When I joined the Army, we had a tough… and I mean tough DS. Drill Sergeant Todd. Six feet tall, 220 pounds of pure muscle and anger. And what made it worse was that he didn’t even want to be a DS. He had been a Ranger, then SF, and then Delta Force, and that’s where he wanted to be, but he had been selected for DS duty, but he really wanted to be back in the field, down range not training new recruits. And I’ll never forget one of the first things DS Todd told us. He said, “You can listen to me and live, or not listen and die.” And that set the precedent.

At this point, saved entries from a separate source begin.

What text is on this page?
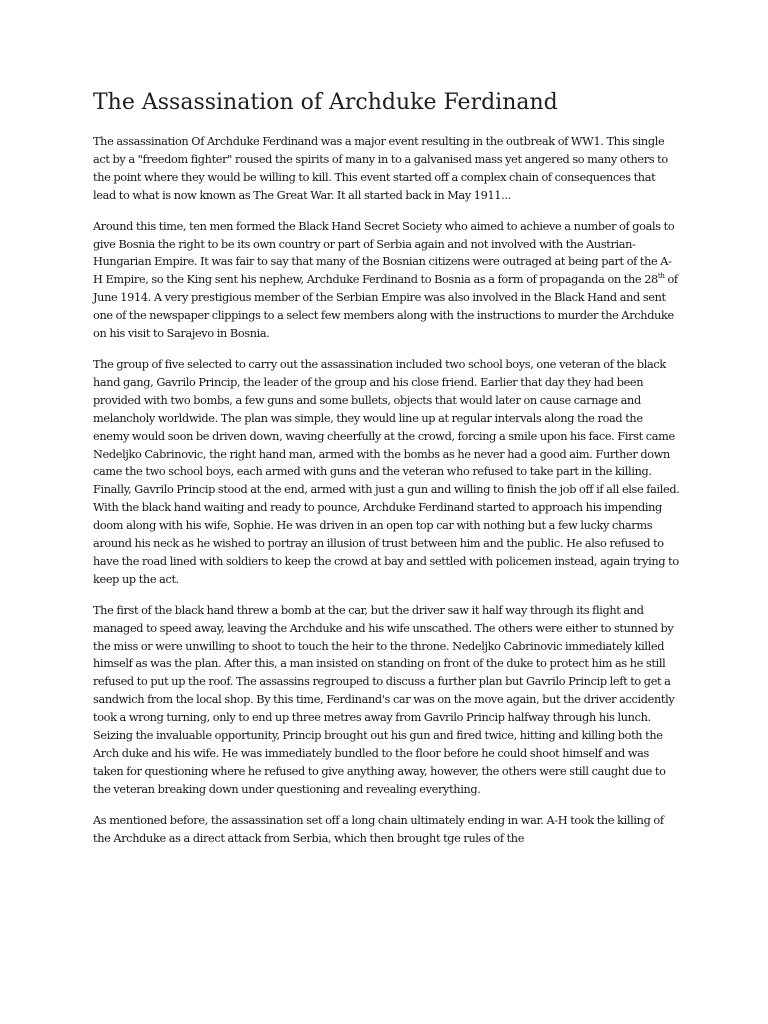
The Assassination of Archduke Ferdinand

The assassination Of Archduke Ferdinand was a major event resulting in the outbreak of WW1. This single act by a "freedom fighter" roused the spirits of many in to a galvanised mass yet angered so many others to the point where they would be willing to kill. This event started off a complex chain of consequences that lead to what is now known as The Great War. It all started back in May 1911...

Around this time, ten men formed the Black Hand Secret Society who aimed to achieve a number of goals to give Bosnia the right to be its own country or part of Serbia again and not involved with the Austrian-Hungarian Empire. It was fair to say that many of the Bosnian citizens were outraged at being part of the A-H Empire, so the King sent his nephew, Archduke Ferdinand to Bosnia as a form of propaganda on the 28th of June 1914. A very prestigious member of the Serbian Empire was also involved in the Black Hand and sent one of the newspaper clippings to a select few members along with the instructions to murder the Archduke on his visit to Sarajevo in Bosnia.

The group of five selected to carry out the assassination included two school boys, one veteran of the black hand gang, Gavrilo Princip, the leader of the group and his close friend. Earlier that day they had been provided with two bombs, a few guns and some bullets, objects that would later on cause carnage and melancholy worldwide. The plan was simple, they would line up at regular intervals along the road the enemy would soon be driven down, waving cheerfully at the crowd, forcing a smile upon his face. First came Nedeljko Cabrinovic, the right hand man, armed with the bombs as he never had a good aim. Further down came the two school boys, each armed with guns and the veteran who refused to take part in the killing. Finally, Gavrilo Princip stood at the end, armed with just a gun and willing to finish the job off if all else failed. With the black hand waiting and ready to pounce, Archduke Ferdinand started to approach his impending doom along with his wife, Sophie. He was driven in an open top car with nothing but a few lucky charms around his neck as he wished to portray an illusion of trust between him and the public. He also refused to have the road lined with soldiers to keep the crowd at bay and settled with policemen instead, again trying to keep up the act.

The first of the black hand threw a bomb at the car, but the driver saw it half way through its flight and managed to speed away, leaving the Archduke and his wife unscathed. The others were either to stunned by the miss or were unwilling to shoot to touch the heir to the throne. Nedeljko Cabrinovic immediately killed himself as was the plan. After this, a man insisted on standing on front of the duke to protect him as he still refused to put up the roof. The assassins regrouped to discuss a further plan but Gavrilo Princip left to get a sandwich from the local shop. By this time, Ferdinand's car was on the move again, but the driver accidently took a wrong turning, only to end up three metres away from Gavrilo Princip halfway through his lunch. Seizing the invaluable opportunity, Princip brought out his gun and fired twice, hitting and killing both the Arch duke and his wife. He was immediately bundled to the floor before he could shoot himself and was taken for questioning where he refused to give anything away, however, the others were still caught due to the veteran breaking down under questioning and revealing everything.

As mentioned before, the assassination set off a long chain ultimately ending in war. A-H took the killing of the Archduke as a direct attack from Serbia, which then brought tge rules of the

Immediately we knew that we were being trained as soldiers in service to the United States of America, and we would be ready and equipped to fight if war ever came.

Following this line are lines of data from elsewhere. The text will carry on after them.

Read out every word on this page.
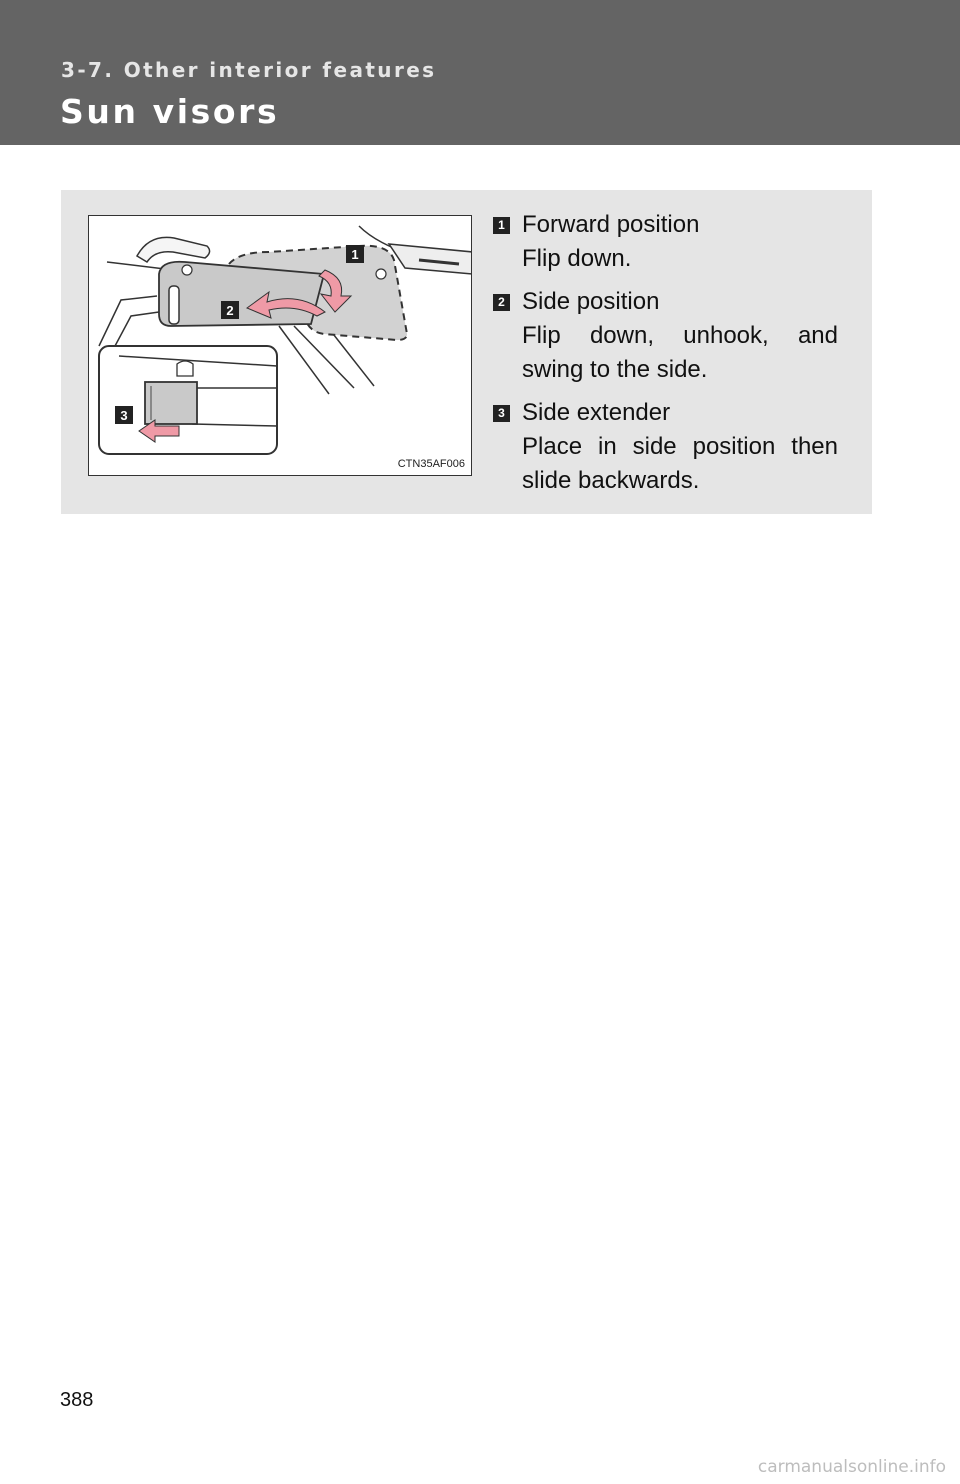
3-7. Other interior features
Sun visors
1
2
3
CTN35AF006
1 Forward position
Flip down.
2 Side position
Flip down, unhook, and swing to the side.
3 Side extender
Place in side position then slide backwards.
388
carmanualsonline.info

So as we look at our text this morning, I want to remind you that Jesus was training these men as soldiers in service to the Kingdom of Heaven (See vs. 52). Because whether we like it or not… the Bible tells us that we are in a spiritual war.
So… let’s look at our text – Matthew 13:18 – 23 (READ).
Last time we talked about WHY the Word of God comes in the way it does… today we’re going to look at how it can be received, or I guess we could say, the way we respond to it. And if you remember; Jesus had told the parable of the sower, and on the outside it seemed like a lesson on planting crops, but Jesus said, “He who has ears to hear, let him hear.” Which was a clue to us that there was a deeper meaning to the parable. And from our text, we see that this is actually a lesson on God’s Word. There are 4 soils, and each one produces a different result. And we see in verse 19 that the soils are the human heart (not this muscle that beats in our chest, but rather our inner most being). The Seed is actually the Word of God that is being proclaimed. And we see also that out of the four, there’s only one way that the Seed ever produces fruit.
I once heard a preacher say, “There are many paths to hell, and I’m sure you can find one that is precisely to your taste.” But the Bible tells us that there’s only one way to God. It’s a narrow way, but it leads to eternal life. And that’s through Jesus Christ. “No one comes to the Father but by Me.” So you understand… this is Jesus saying, “You can listen to me and live, or not listen and die.” Peter understood that… there’s a story in the Gospels where a lot of the people who had been following Jesus got to a point where it was too hard and they turned their backs on Him and followed Him no more, and Jesus looked at His disciples and said, “Will you go away as well?” And Peter said, “Lord where will we go? You have the Words of eternal life.”
So… let’s look at Jesus’ explanation of this parable of the sower.
The first soil (or heart) is there in verse 19 (READ). It’s the seed sown on the path.
And what this is – is a picture of an impenetrable heart. When the seed lands on the path, it doesn’t penetrate the ground at all. It’s just lying there, so it’s easy for the birds to come up and snatch it away.